Magnitudes is a dict keyed by the name with values of (mag, ang). The angle is always zero if the term is rotationally invariant.

These things may be (bar) plotted;

[7]:

fz3.barplot(orientation='h', buffer=1, zorder=3)
fz3.barplot_magnitudes(orientation='h', buffer=1, zorder=3)
fz3.barplot_topn(n=5, orientation='h', buffer=1, zorder=3)

[7]:

(<Figure size 432x288 with 1 Axes>,
 <matplotlib.axes._subplots.AxesSubplot at 0x7f7750984eb8>)
../_images/user_guide_Zernikes_13_1.png
../_images/user_guide_Zernikes_13_2.png
../_images/user_guide_Zernikes_13_3.png

orientation controls the axis on which the terms are enumerated. h results in vertical bars, v is also accepted, as are horizontal and vertical. buffer is the number of terms’ worth of spaces left on each side. The default of 1 leaves a one bar margin. zorder is passed to matplotlib – the default of 3 places the bars above any gridlines, which is an aesthetic choice. Matplotlib has a general default of 1.

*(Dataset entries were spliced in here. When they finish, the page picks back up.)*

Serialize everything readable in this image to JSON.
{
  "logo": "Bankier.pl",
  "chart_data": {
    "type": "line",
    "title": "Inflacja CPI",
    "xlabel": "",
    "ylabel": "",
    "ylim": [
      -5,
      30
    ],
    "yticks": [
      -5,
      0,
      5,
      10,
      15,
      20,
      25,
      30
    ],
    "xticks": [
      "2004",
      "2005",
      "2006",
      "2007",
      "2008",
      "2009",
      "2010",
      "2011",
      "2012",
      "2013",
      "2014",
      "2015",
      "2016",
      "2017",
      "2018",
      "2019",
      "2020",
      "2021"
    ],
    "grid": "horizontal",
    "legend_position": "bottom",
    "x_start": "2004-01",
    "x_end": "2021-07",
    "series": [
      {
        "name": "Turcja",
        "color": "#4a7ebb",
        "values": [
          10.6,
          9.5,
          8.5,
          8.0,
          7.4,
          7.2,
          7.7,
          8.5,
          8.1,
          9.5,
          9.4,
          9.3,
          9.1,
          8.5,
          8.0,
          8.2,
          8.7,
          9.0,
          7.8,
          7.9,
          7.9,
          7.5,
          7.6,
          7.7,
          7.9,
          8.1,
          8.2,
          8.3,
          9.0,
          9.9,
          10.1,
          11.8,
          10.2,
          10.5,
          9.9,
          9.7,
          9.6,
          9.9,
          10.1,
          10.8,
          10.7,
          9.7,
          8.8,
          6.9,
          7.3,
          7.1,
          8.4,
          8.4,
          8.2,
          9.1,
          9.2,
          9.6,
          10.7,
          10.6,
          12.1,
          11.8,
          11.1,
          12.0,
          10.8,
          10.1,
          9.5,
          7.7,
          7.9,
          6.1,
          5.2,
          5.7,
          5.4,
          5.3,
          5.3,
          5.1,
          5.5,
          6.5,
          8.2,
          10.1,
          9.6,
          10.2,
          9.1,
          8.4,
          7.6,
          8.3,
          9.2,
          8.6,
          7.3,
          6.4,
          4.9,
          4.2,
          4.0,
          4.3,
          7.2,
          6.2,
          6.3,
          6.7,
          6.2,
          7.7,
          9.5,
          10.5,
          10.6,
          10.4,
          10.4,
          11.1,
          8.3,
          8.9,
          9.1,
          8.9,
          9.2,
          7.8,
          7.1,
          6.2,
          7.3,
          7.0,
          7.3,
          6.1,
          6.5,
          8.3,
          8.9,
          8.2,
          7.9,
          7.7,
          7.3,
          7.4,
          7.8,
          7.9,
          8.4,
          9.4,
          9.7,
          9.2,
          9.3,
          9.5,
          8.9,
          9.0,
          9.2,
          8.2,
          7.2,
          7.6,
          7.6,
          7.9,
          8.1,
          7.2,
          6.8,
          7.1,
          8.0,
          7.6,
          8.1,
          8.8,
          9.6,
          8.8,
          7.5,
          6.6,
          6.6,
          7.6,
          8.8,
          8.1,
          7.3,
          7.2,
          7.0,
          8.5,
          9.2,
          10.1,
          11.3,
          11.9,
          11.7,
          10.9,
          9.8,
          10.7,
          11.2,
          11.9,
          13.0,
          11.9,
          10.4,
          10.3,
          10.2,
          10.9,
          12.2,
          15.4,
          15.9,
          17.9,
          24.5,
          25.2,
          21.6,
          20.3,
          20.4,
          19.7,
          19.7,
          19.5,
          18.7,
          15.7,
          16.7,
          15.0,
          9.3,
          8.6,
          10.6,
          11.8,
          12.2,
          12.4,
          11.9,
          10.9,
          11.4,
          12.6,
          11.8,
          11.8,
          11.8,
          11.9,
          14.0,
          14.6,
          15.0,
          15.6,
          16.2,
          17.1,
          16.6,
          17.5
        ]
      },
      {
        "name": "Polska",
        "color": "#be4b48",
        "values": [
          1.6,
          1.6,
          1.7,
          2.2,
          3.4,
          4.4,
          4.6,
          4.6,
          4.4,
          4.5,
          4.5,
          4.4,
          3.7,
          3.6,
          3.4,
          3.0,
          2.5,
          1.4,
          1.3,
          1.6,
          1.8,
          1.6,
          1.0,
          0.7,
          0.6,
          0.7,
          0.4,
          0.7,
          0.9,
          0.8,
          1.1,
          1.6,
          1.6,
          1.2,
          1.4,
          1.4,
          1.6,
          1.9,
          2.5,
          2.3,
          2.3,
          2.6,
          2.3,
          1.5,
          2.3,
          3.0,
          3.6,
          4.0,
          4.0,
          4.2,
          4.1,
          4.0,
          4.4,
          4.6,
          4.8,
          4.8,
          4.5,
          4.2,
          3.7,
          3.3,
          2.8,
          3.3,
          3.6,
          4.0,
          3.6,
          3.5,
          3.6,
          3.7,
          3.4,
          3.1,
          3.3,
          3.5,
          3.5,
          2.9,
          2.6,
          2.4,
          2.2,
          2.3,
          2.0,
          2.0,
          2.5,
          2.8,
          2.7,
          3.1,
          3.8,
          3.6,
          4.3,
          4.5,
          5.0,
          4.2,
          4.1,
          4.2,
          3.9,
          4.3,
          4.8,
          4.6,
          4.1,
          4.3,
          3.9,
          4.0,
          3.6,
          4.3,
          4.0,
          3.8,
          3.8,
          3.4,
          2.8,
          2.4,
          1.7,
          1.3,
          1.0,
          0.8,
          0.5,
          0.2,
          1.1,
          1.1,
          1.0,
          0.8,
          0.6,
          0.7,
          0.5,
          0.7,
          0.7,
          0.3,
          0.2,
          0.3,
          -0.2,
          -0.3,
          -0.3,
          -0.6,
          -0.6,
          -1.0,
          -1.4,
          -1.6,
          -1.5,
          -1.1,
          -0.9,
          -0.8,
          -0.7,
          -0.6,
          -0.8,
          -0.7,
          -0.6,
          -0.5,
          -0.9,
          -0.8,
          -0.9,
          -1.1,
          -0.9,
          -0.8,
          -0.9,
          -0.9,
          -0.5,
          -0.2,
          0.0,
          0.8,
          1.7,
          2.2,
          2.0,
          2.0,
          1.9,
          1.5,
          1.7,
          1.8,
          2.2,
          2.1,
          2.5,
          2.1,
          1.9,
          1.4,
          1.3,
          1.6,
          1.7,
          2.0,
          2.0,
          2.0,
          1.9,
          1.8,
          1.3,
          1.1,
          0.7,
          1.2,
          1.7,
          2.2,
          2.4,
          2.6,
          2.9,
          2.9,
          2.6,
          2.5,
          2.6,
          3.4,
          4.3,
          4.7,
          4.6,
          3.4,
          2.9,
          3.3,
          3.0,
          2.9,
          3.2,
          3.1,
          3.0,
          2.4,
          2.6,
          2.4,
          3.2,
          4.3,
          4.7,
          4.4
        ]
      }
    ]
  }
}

If you would like direct access to the underlying functions, the first few polynomials are provided as explicit functions and can be imported:

[8]:

from prysm.zernike import defocus

each of these takes arguments of (rho, phi). They have names which end with _x, or _00 and _45 for the terms which have that naming convention.

Zernike functions are cached by prysm’s internal routines,

[9]:

from prysm.zernike import zcachemn
# 8 is the index into prysm.zernike.zernikes, which loosely follows the Fringe ordering
zcachemn(7, 7, norm=True, samples=128)
zcachemn.clear()  # you should never have to do this unless you want to release memory

This cache instance is used internally by prysm, if you modify the returned arrays in-place, you probably won’t like the result. You can create your own independent instance,

[10]:

from prysm.zernike import ZCacheMN
my_zcache = ZCacheMN()

See Pupils for information about general pupil functions.